El intento de golpe de 1951 es despreciado por Perón. Lo llama “una chirinada”, en recuerdo ominoso del sargento Andrés Chirino, matador en Lobos de Juan Moreira. Pese al desprecio, el gobierno asume que las cosas no marchan bien. La fiesta de 1946 va camino a la tragedia griega.
Y la tragedia la encarna Eva Perón. Se muere. Padece un cáncer de cuello de útero. Votó por Perón en noviembre de 1951 gracias a la ley que permitió el voto de la mujer y de la que Eva había sido principal impulsora. Fue esa fuerza electoral la que ayudó a que Perón, pese a la crisis económica, cosechara el 62 por ciento de los votos para su segundo mandato.
Eva Perón votó en su lecho de enferma. Había sido operada días antes por el cirujano americano George Pack en el Hospital Presidente Perón, de Avellaneda, que la propia Eva había inaugurado unos años antes.
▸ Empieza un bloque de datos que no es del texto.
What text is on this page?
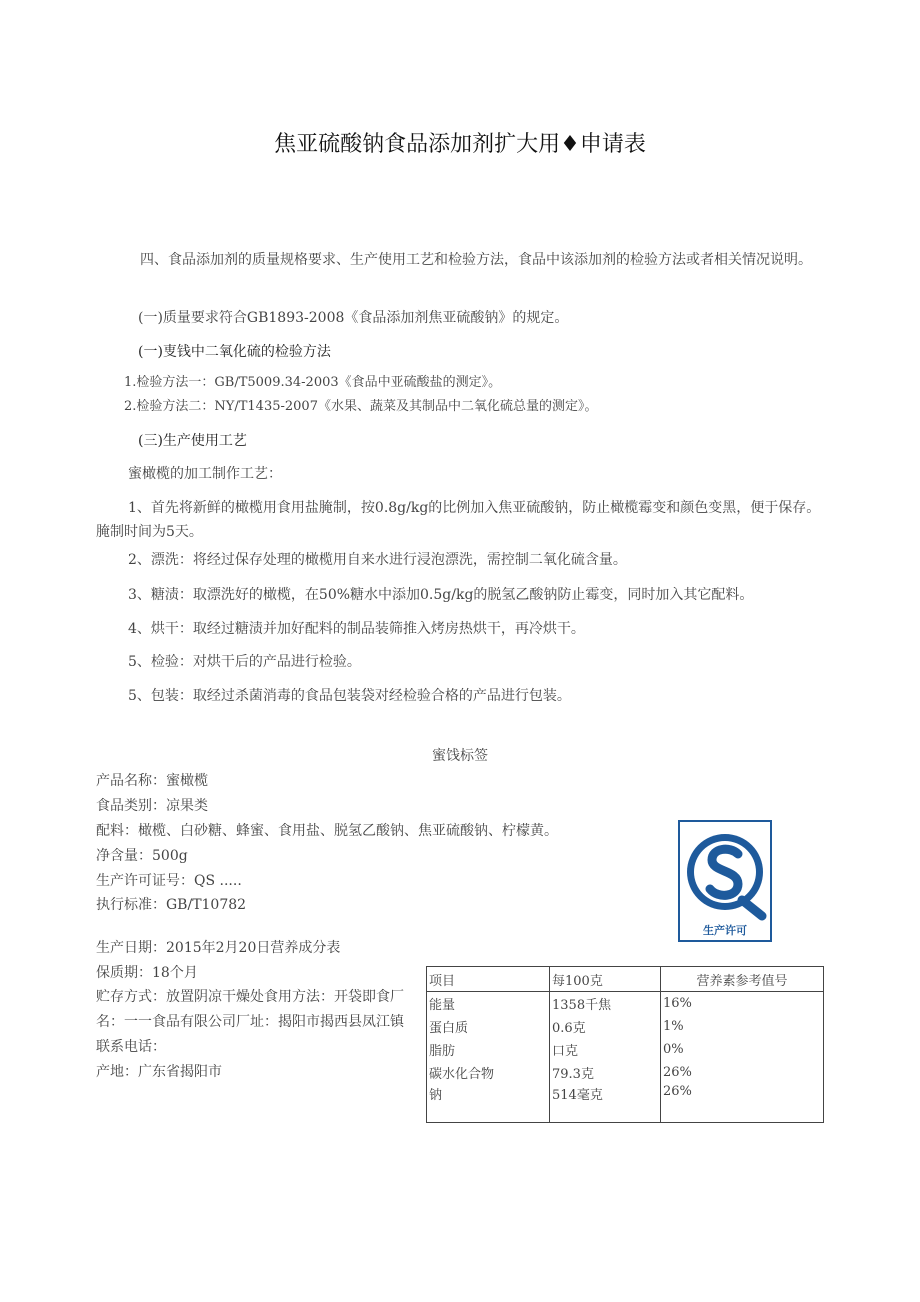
焦亚硫酸钠食品添加剂扩大用♦申请表
四、食品添加剂的质量规格要求、生产使用工艺和检验方法，食品中该添加剂的检验方法或者相关情况说明。
(一)质量要求符合GB1893-2008《食品添加剂焦亚硫酸钠》的规定。
(一)叓钱中二氧化硫的检验方法
1.检验方法一：GB/T5009.34-2003《食品中亚硫酸盐的测定》。
2.检验方法二：NY/T1435-2007《水果、蔬菜及其制品中二氧化硫总量的测定》。
(三)生产使用工艺
蜜橄榄的加工制作工艺：
1、首先将新鲜的橄榄用食用盐腌制，按0.8g/kg的比例加入焦亚硫酸钠，防止橄榄霉变和颜色变黑，便于保存。腌制时间为5天。
2、漂洗：将经过保存处理的橄榄用自来水进行浸泡漂洗，需控制二氧化硫含量。
3、糖渍：取漂洗好的橄榄，在50%糖水中添加0.5g/kg的脱氢乙酸钠防止霉变，同时加入其它配料。
4、烘干：取经过糖渍并加好配料的制品装筛推入烤房热烘干，再冷烘干。
5、检验：对烘干后的产品进行检验。
5、包装：取经过杀菌消毒的食品包装袋对经检验合格的产品进行包装。
蜜饯标签
产品名称：蜜橄榄
食品类别：凉果类
配料：橄榄、白砂糖、蜂蜜、食用盐、脱氢乙酸钠、焦亚硫酸钠、柠檬黄。
净含量：500g
生产许可证号：QS .....
执行标准：GB/T10782
生产日期：2015年2月20日营养成分表
保质期：18个月
贮存方式：放置阴凉干燥处食用方法：开袋即食厂名：一一食品有限公司厂址：揭阳市揭西县凤江镇联系电话：
产地：广东省揭阳市
生产许可
项目	每100克	营养素参考值号
能量	1358千焦	16%
蛋白质	0.6克	1%
脂肪	口克	0%
碳水化合物	79.3克	26%
钠	514毫克	26%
La enfermedad la devasta. La agitada vida política del país, también. Vio anulados su deseo de ser candidata a la vicepresidencia junto a Perón en agosto del año anterior, cuando empezaban a manifestarse las raíces de su mal. Renunció “a los honores, pero no a la lucha”, el 22 de agosto en una ceremonia ritual, antorchas de por medio, en un diálogo dramático y vibrante con una multitud ansiosa y expectante. Enseguida el cáncer la doblegó. Consumida y convencida de su muerte inminente, tuvo fuerzas para hablar el 1 de mayo contra los golpistas de setiembre de 1951: “Yo le pido a Dios que no permita a esos insectos levantar la mano contra Perón, porque ¡guay de ese día! Ese día, mi general, yo saldré con el pueblo trabajador, yo saldré con las mujeres del pueblo, yo saldré con los descamisados de la patria, para no dejar en pie ningún ladrillo que no sea peronista”. Fue su último discurso.
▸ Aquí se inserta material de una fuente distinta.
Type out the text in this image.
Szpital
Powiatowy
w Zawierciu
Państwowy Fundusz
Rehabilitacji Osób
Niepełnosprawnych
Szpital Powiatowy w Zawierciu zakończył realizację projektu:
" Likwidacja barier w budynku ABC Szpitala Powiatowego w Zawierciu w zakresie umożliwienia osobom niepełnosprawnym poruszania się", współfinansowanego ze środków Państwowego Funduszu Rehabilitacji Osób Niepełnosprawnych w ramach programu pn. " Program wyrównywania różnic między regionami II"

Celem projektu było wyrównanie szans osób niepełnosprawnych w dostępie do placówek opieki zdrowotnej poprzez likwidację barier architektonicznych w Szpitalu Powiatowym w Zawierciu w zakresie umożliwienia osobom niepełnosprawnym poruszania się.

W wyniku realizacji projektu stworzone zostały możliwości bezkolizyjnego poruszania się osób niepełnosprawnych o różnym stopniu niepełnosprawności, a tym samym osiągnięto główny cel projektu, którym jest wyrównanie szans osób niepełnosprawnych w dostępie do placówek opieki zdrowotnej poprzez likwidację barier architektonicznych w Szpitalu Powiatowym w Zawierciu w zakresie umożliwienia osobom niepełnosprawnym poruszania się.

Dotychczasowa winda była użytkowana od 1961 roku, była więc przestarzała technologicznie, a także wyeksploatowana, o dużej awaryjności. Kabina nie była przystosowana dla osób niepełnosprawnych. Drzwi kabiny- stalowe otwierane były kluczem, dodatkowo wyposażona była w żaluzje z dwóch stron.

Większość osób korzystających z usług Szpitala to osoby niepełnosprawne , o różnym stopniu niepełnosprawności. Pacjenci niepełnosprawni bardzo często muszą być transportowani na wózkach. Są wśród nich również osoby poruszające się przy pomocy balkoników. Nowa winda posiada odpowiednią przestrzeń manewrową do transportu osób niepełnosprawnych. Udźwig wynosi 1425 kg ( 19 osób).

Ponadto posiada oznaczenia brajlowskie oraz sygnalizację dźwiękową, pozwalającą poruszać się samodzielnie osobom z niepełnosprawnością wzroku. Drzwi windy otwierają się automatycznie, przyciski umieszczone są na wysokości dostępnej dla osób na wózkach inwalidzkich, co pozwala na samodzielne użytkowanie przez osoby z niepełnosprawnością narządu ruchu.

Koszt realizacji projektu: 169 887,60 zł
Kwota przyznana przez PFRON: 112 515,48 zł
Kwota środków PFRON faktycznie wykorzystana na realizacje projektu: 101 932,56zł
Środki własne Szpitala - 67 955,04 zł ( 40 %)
Ahora que Perón asume su segunda presidencia, no hay quien convenza a Eva Perón de que repose en su lecho de enferma, en la residencia Unzué, en el predio donde hoy funcionan la Biblioteca Nacional y el Instituto Perón. Pesa menos de cuarenta kilos. En alguna ocasión se lamentó, en confidencia, con sus enfermeras, y recordó lo que había sido y lo que era ahora. Fue la única mujer que marcó una huella profunda en la vida social del país, en apenas siete años, y con apenas 25 cuanto todo empezó, y sin haber ocupado jamás un cargo electoral.
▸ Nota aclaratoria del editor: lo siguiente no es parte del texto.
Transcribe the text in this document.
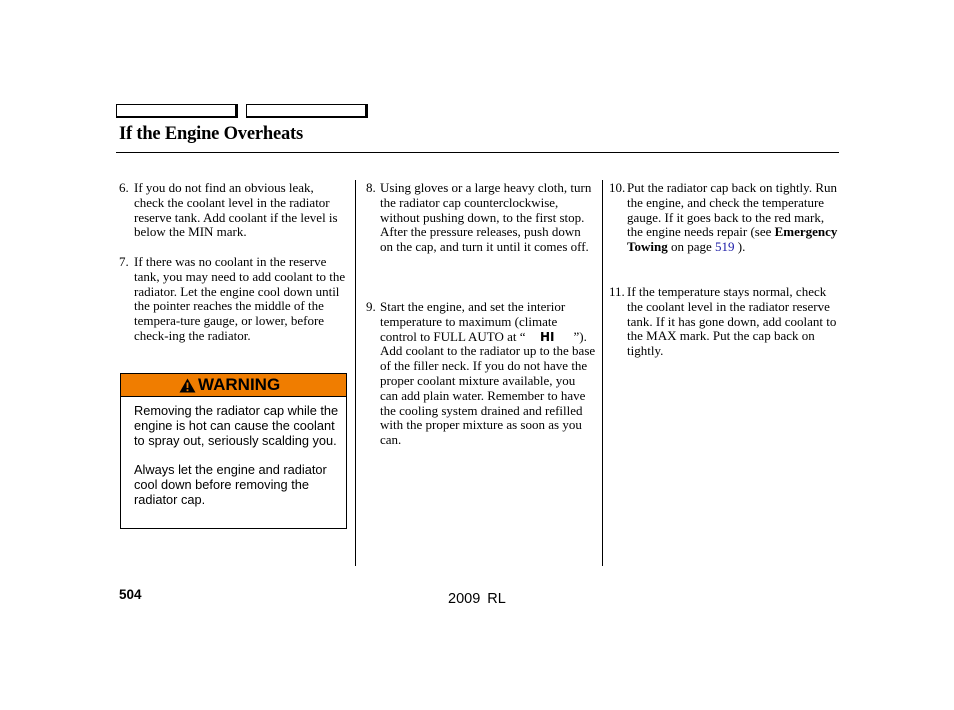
If the Engine Overheats
6. If you do not find an obvious leak, check the coolant level in the radiator reserve tank. Add coolant if the level is below the MIN mark.
7. If there was no coolant in the reserve tank, you may need to add coolant to the radiator. Let the engine cool down until the pointer reaches the middle of the tempera-ture gauge, or lower, before check-ing the radiator.
WARNING

Removing the radiator cap while the engine is hot can cause the coolant to spray out, seriously scalding you.

Always let the engine and radiator cool down before removing the radiator cap.

8. Using gloves or a large heavy cloth, turn the radiator cap counterclockwise, without pushing down, to the first stop. After the pressure releases, push down on the cap, and turn it until it comes off.
9. Start the engine, and set the interior temperature to maximum (climate control to FULL AUTO at “ HI ”). Add coolant to the radiator up to the base of the filler neck. If you do not have the proper coolant mixture available, you can add plain water. Remember to have the cooling system drained and refilled with the proper mixture as soon as you can.
10. Put the radiator cap back on tightly. Run the engine, and check the temperature gauge. If it goes back to the red mark, the engine needs repair (see Emergency Towing on page 519 ).
11. If the temperature stays normal, check the coolant level in the radiator reserve tank. If it has gone down, add coolant to the MAX mark. Put the cap back on tightly.
504	2009 RL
Para que Eva Perón, que apenas puede mantenerse en pie, recorra junto a Perón triunfante las calles de la ciudad, hay que acondicionar el Packard Súper Eight, fabricado en Estados Unidos por pedido del entonces presidente Roberto M. Ortiz. La leyenda dice que se instaló una estructura de hierro, con correas de cuero que sostenían a la primera dama para que pudiese viajar en el auto presidencial, bien de pie, o levemente recostada en la estructura metálica que quedaba oculta por el tapado de piel.
Fue la última aparición pública de Eva Perón. Volvió a su lecho, donde murió el 26 de julio. Perón fue derrocado tres años después, en septiembre de 1955, por un golpe militar que instaló la dictadura conocida como “Revolución Libertadora”.